Fıskın tanımında söz konusu edilen büyük günahların neler olduğu hususu


ayrıca tartışılmıştır. Bazı İslâm âlimleri bir hadise dayanarak büyük günahları Allah’a şirk koşmak, büyü yapmak, haksız yere adam öldürmek, yetim malı yemek, savaştan kaçmak, namuslu kadına zina iftirasında bulunmak ve faiz yemek şeklinde sıralamışlardır (Buhârî, “Veśâyâ”, 23, “Hudûd”, 44; Müslim, “Îmân”, 38, 145). Diğer bazı âlimler ise bu hadiste bir sınırlama bulunmadığını öne sürerek esas belirleyici unsurun işlenen günahın dünyada had cezası, âhirette de azap, gazap, tel’in ve tehdit gerektirip gerektirmediği hususu olduğunu söylemişlerdir. Ancak bu ölçü pek çok kimsenin kaçınamayacağı küçük hataları da ihtiva edebileceği için büyük günahların çerçevesini haddinden fazla genişletmektedir. Diğer taraftan râvinin âdil olması onun her türlü günahtan kaçınması anlamına gelmez. Saîd b. Müseyyeb, Abdullah b. Mübarek, İmam Şafiî, Ahmed b. Hanbel ve İbn Hibbân gibi ünlü hadis âlimleri, peygamberler dışında hiç kimsenin günahsız olamayacağı düşüncesinden hareketle itaati isyanından fazla olan râvileri âdil kabul etmişlerdir. Ziyâd b. Ebû Süfyân, davranışlarında isyan yönünün ağır bastığı gerekçesiyle Haccâc b. Yûsuf’un rivayetlerinin terkedildiğini belirtmiş, aynı kişi hakkında Zehebî, “Büyük günahlar işlemeseydi, birtakım kötülükler ve haksızlıklar yapmasaydı durumu iyi idi” demiştir.
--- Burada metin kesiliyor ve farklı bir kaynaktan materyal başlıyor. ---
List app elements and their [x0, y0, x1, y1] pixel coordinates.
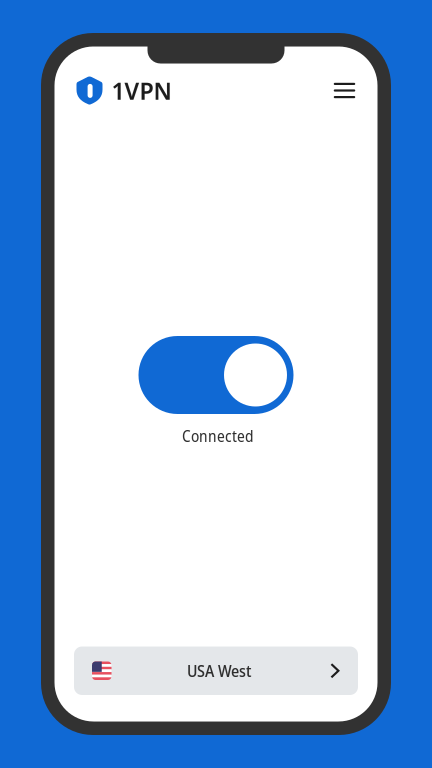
staticText: Connected: [182, 426, 254, 446]
button[interactable]: Disconnect VPN: [138, 336, 294, 414]
button[interactable]: 1VPN: [76, 76, 172, 106]
button[interactable]: USA West: [74, 646, 358, 695]
staticText: 1VPN: [112, 74, 172, 107]
staticText: USA West: [187, 660, 251, 682]
button[interactable]: Menu: [330, 76, 360, 106]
Küçük günahlarda ısrar etmenin fısk alâmeti sayılmasının sebebi râvide dinî hassasiyetin bulunmaması, kötü alışkanlıklardan vazgeçmemesi, dolayısıyla daima bir günah işlemeye veya amelî fıskın başında yer alan, Resûlullah adına yalan söylemeye cüret etmesi ihtimali olup tamamen dinî bir faaliyet olan hadis rivayetinde râviye güvenilmemesi, naklettiği hadislere de güvenilemeyeceği sonucunu ortaya çıkarır.
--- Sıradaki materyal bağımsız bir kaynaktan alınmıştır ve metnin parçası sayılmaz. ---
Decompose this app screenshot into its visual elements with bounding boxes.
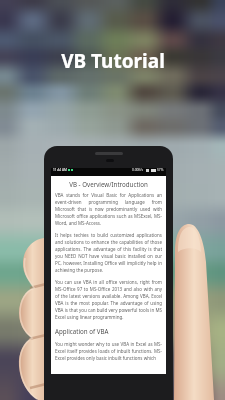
staticText: 57%: [157, 168, 164, 172]
staticText: You might wonder why to use VBA in Excel…: [55, 341, 162, 361]
staticText: 11:44 AM: [53, 168, 67, 172]
staticText: 0.00K/s: [132, 168, 144, 172]
staticText: VB Tutorial: [61, 48, 165, 74]
staticText: You can use VBA in all office versions, …: [55, 279, 162, 320]
staticText: Application of VBA: [55, 327, 109, 335]
staticText: It helps techies to build customized app…: [55, 232, 162, 273]
staticText: VB - Overview/Introduction: [55, 180, 162, 188]
staticText: VBA stands for Visual Basic for Applicat…: [55, 192, 162, 226]
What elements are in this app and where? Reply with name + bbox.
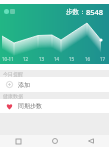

Hadis râvisinin fâsık sayılıp sayılmaması, fısk sebebi olan davranışların işleniş şekline ve niteliğine göre de değişir. Bilinçli bir şekilde fıskını açığa vuranların rivayetleri kesinlikle kabul edilmez. İbn Hibbân, fıskını açığa vuranların, rivayetlerinde doğru söyleseler bile yaptıklarından dolayı mecrûh sayılacakları görüşündedir. Ancak ictihada dayalı bir yorum sonucunda fıska düşen, fakat bunun farkında olmayanlar için iki durum söz konusudur. Fısk olup olmadığı kesinlik kazanmayan davranışlarda bulunan râvilerin rivayeti ittifakla makbul sayılır. Fısk olduğu kesin şekilde bilinen hareketlerde bulunanlardan, kendi görüşlerini desteklemek amacıyla da olsa yalan konuşmayı haram sayarak bundan kaçınanların rivayetleri de kabul edilir. Fakat amaçları doğrultusunda yalan konuşmayı caiz, hatta dinî bir görev sayanların rivayetleri kesinlikle reddedilir.

Fısk sebebiyle tenkit edilen (mecrûh) râvinin rivayeti münker hadis grubuna girer.

BİBLİYOGRAFYA:

Lisânü’l-ǾArab, “fsķ” md.; Buhârî, “Veśâyâ”, 23, “Ĥudûd”, 44; Müslim, “Îmân”, 38,’ 145, “Muķaddime”, bab 1; Şâfıî, er-Risâle, Kahire 1399/1979, s. 493; İbn Hibbân, eś-Śahîh, Beyrut 1407/1987, II, 83; a.mlf., Kitâbü’l-Mecrûĥîn, I, 62, 79, 80, 305; II, 271; Hatîb, el-Kifâye, Haydarâbâd 1357 - Medine, ts. (el-Mektebetü’l-ilmiyye), s. 79-80, 116, 120, 160; Fahreddin er-Râzî, el-Maĥśûl, IV, 572; Âmidî, el-İĥkâm, II, 314; Karâfî, el-Furûķ, Kahire 1347- Beyrut, ts. (Âlemü’l-Kütüb), IV, 66; Zehebî, Mîzânü’l-iǾtidâl, Beyrut, ts., I, 466; II, 86; a.mlf., el-Kebâǿir, Beyrut 1396/1976, s. 8; İbn Hacer, Şerĥu Nuħbeti’l-fiker, Kahire 1409/1989, s. 41; a.mlf., Tehźîbü’t-Tehźîb, II, 210; Şevkânî, İrşadü’l-fuĥûl, s. 53; Tâhir el-Cezâirî, Tevcîhü’n-nažar, Beyrut, ts. (Dârü’l-Ma‘rife), s. 27; Abdullah Aydınlı, Hadis Istılahları Sözlüğü, İstanbul 1985, s. 57; Emin Âşıkkutlu, Hadiste Ricâl Tenkidi (doktora tezi, 1992), MÜ Sosyal Bilimler Enstitüsü, s. 67-69.